Being at home without homework and other school-related responsibilities takes me back to when I was a carefree kid. What kind of person would give up that kind of luxury to become an impoverished, sleep-deprived college student? Of course, once I’m back at BJU, learning and hanging out with friends, I remember school has a lot of perks, too. But there’s still a part of me that can’t quite get over how insanely good childhood is, and I can barely begin to appreciate all that my parents did for me.
For instance, I think about how much work taking care of baby me required. Do you ever think about how helpless you were as a baby? You couldn’t walk, talk or even hold your head up by yourself. Your contribution to the world was slim to none. Imagine if you bought a puppy that was that helpless. And you weren’t nearly as cute as a puppy, and you cried all the time.
It’s incredible to think about how much parents do for their children.
Over Christmas break, I was sitting on the couch with my family, going through family photo albums—what Christmas break would be complete without getting out baby pictures? Flipping through the pages, I saw instance after instance of things being done for me that I had done nothing to earn. A birthday party: here’s a cake and presents for doing nothing! Or here are pictures from a trip to an amusement park in the scorching heat of summer with horrible crowds and overpriced food. Has any parent ever actually wanted to take a trip like that? No sane adult wants to sit in a car or on an airplane for hours on end with misbehaving kids.
My parents did all those things and more for me because that’s what you do as a parent: you devote your whole life to creating an entire world for your children to grow up in.
Talking about the importance of motherhood, G.K. Chesterton wrote, “How can it be a large career to tell other people about the Rule of Three, and a small career to tell one’s own children about the universe? How can it be broad to be the same thing to everyone and narrow to be everything to someone? No, a woman’s function is laborious, but because it is gigantic, not because it is minute.”
He’s making the point of how valuable motherhood is and questioning why people would diminish the role of a stay-at-home mom. Mothers get to build a universe for their children. Parents get to be everything to their kids.

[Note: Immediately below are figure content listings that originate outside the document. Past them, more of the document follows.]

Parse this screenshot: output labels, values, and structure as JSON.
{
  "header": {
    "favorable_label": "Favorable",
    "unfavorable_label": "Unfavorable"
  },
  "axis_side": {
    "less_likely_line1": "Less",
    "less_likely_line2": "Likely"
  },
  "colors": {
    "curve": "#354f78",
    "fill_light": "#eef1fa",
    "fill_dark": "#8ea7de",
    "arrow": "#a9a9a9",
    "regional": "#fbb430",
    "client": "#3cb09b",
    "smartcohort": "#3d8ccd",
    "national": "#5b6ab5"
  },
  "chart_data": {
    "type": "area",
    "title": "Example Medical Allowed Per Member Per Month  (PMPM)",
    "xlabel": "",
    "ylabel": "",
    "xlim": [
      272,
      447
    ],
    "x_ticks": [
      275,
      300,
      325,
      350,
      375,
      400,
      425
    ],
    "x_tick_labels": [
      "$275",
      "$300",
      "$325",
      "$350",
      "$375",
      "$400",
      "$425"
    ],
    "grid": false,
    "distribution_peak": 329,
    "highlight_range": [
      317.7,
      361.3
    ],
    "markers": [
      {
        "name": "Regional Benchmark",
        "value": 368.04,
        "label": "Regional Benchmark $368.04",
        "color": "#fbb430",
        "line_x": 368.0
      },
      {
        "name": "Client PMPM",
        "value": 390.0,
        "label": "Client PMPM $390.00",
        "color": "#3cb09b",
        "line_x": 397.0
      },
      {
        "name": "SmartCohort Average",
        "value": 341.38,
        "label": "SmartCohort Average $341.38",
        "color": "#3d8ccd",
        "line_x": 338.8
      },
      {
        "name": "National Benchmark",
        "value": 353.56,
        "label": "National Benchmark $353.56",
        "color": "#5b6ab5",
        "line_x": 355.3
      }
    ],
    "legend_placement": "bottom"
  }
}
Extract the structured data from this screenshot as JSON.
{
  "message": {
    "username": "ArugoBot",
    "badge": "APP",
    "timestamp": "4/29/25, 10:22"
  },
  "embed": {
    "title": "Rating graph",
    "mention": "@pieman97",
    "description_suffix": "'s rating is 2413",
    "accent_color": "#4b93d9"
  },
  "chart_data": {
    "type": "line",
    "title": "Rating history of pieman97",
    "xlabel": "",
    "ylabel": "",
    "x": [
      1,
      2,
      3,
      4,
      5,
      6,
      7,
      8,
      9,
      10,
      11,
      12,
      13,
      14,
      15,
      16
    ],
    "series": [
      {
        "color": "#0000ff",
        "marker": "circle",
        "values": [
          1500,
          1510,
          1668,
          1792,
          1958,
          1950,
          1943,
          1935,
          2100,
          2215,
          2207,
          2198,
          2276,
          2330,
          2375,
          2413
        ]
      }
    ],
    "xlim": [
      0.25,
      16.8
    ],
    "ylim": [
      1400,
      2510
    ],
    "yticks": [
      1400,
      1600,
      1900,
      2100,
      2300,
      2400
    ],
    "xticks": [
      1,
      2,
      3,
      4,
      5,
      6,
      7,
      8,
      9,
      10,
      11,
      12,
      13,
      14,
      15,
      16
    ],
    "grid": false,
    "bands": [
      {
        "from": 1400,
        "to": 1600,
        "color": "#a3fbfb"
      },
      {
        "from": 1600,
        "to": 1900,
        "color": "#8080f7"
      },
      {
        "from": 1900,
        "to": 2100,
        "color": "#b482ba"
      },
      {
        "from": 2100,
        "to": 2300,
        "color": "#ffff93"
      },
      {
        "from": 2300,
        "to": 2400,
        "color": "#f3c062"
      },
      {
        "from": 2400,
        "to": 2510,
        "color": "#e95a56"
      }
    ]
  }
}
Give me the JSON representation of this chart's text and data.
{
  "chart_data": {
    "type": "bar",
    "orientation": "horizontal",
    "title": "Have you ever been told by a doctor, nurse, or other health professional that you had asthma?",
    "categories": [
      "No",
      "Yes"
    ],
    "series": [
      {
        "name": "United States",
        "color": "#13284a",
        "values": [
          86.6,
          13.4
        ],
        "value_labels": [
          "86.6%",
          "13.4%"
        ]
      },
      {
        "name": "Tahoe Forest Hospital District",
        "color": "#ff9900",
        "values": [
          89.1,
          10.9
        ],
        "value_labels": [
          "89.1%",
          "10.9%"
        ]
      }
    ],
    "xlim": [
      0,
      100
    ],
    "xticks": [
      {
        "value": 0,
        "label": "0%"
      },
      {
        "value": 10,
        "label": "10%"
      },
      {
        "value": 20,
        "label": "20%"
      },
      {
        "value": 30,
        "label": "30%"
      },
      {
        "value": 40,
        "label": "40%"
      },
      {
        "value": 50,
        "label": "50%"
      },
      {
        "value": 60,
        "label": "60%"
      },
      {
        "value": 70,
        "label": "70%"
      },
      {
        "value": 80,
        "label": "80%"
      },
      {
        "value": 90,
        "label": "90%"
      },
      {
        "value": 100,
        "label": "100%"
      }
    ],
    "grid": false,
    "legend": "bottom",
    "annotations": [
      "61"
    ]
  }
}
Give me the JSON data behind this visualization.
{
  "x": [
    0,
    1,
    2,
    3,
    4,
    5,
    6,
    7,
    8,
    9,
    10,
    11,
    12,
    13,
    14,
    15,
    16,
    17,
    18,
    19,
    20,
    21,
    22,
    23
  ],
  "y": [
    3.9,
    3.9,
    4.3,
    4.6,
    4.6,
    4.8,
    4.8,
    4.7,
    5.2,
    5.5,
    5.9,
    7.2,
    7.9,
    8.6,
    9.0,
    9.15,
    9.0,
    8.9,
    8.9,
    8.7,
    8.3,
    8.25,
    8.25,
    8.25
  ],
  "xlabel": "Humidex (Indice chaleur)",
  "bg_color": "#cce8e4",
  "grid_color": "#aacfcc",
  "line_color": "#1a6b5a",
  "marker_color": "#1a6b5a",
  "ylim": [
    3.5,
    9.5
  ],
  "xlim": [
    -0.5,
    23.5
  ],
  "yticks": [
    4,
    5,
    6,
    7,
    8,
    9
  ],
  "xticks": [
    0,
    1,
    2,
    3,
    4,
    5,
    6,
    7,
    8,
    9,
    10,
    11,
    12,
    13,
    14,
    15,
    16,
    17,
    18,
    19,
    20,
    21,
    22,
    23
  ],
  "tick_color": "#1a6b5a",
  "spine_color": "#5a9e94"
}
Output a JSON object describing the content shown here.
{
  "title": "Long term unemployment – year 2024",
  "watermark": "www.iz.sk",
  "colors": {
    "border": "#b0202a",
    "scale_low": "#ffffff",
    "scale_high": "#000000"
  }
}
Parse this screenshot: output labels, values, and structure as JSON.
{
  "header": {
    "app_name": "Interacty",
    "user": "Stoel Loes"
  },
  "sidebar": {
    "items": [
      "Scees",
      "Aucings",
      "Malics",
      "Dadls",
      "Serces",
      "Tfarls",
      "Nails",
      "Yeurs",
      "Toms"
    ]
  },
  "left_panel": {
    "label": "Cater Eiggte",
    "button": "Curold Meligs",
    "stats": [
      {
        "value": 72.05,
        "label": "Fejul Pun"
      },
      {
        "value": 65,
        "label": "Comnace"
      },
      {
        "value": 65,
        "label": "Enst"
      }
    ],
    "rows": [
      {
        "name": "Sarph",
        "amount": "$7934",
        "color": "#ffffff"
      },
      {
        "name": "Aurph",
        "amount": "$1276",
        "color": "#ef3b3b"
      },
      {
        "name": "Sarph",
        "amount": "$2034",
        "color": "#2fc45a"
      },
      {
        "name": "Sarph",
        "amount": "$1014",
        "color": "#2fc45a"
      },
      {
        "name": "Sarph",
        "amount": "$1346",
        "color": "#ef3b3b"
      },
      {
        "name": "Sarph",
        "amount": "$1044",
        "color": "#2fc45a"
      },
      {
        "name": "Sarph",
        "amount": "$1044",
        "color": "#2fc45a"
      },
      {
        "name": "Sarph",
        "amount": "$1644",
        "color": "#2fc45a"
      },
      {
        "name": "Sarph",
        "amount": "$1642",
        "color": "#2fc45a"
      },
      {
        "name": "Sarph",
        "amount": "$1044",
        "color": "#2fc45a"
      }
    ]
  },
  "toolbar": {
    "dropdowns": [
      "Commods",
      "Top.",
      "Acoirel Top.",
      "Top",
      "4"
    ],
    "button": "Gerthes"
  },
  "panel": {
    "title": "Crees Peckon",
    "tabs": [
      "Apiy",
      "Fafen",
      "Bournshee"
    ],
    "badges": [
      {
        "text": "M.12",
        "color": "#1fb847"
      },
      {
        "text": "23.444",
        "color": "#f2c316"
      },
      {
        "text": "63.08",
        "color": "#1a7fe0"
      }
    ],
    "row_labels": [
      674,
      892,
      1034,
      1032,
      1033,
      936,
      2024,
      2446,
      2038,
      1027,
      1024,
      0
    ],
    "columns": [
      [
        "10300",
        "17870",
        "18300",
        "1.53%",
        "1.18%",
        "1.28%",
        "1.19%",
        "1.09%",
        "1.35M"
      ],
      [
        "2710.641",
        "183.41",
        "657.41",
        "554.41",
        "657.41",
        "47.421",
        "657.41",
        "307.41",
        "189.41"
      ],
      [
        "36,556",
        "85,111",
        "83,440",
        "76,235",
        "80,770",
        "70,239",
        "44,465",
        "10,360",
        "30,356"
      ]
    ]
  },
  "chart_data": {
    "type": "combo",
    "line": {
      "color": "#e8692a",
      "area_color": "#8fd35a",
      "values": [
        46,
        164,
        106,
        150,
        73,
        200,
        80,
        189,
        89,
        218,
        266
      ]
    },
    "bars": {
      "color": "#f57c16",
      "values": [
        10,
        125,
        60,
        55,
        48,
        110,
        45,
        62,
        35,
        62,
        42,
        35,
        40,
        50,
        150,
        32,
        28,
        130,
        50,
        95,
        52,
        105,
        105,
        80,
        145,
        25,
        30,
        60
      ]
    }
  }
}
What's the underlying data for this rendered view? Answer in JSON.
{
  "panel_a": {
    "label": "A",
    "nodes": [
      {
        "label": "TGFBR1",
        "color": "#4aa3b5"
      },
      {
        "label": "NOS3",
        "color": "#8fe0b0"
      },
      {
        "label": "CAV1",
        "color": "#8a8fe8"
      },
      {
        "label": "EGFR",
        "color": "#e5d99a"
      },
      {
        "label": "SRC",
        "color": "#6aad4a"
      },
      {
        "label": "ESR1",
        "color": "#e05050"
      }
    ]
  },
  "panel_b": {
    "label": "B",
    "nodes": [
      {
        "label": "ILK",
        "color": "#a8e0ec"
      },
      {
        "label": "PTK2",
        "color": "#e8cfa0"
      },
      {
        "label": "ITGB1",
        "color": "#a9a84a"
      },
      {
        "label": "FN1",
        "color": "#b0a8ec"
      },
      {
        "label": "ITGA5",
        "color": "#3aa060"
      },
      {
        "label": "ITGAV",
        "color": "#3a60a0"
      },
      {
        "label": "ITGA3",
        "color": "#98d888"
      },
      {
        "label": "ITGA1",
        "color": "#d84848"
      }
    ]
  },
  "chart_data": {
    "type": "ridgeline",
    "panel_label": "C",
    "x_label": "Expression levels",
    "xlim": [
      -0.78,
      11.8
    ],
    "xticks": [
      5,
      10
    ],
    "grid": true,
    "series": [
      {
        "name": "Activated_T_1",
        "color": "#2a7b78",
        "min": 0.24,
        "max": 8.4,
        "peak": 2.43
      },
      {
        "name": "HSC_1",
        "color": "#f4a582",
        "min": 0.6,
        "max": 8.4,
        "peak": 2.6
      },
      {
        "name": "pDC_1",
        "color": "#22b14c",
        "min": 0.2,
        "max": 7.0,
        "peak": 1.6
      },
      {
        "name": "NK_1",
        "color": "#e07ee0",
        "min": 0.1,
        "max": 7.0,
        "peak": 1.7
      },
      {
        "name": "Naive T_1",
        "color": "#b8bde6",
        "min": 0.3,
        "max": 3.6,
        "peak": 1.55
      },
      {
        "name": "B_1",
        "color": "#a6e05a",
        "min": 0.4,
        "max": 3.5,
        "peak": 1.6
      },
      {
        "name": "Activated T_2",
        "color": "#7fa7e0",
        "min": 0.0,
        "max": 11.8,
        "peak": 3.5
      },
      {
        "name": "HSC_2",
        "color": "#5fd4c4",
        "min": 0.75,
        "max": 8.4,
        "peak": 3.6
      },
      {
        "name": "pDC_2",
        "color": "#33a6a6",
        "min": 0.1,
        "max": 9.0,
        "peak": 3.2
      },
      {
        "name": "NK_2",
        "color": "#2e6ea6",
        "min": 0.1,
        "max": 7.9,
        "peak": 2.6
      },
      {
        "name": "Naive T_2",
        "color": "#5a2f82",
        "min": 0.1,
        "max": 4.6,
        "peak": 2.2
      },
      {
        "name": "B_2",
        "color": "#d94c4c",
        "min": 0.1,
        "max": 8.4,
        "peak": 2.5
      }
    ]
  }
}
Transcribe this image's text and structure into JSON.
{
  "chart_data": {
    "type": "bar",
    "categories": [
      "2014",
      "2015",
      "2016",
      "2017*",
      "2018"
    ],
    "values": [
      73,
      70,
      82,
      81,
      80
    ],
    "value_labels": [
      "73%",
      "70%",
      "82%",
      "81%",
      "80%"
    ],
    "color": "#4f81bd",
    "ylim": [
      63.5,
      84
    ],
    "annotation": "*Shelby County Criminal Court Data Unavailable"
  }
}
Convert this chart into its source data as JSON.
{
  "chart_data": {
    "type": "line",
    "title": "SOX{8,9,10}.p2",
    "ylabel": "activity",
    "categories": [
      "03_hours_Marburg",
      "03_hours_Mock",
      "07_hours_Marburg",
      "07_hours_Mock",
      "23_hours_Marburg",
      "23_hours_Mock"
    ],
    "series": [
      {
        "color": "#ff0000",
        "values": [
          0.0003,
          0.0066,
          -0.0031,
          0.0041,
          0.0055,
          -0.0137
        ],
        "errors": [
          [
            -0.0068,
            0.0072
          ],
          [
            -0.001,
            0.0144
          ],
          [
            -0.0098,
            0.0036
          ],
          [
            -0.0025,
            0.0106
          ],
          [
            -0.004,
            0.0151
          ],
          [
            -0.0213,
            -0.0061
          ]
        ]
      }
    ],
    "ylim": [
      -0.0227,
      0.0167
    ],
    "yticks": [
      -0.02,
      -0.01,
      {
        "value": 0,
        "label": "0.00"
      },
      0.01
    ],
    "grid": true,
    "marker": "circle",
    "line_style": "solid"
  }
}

I think that’s the main difference between childhood and adulthood. When you’re younger, you live in a world created by the adults around you. In a loving home, you’re surrounded by people who sacrifice to build a stimulating, loving and safe world for you. But when you’re an adult, you become the architect, building the world for other people, whether you’re “everything to someone,” as Chesterton said, making a home for your children, or working a job “being the same to everyone.” Either way, as an adult you have the tremendous responsibility of making an inhabitable world for the people around you.
It’s a terrifying prospect. I can barely assemble a piece of IKEA furniture, much less be the designer of someone else’s world.
But my parents didn’t have to do it alone, and neither do I. By the grace of God and with His power working through me, I can follow my parents’ example and help to build a better world for those who come after me. Then maybe one day it’ll be me sitting on the couch with my kids looking through photos of the world we built together.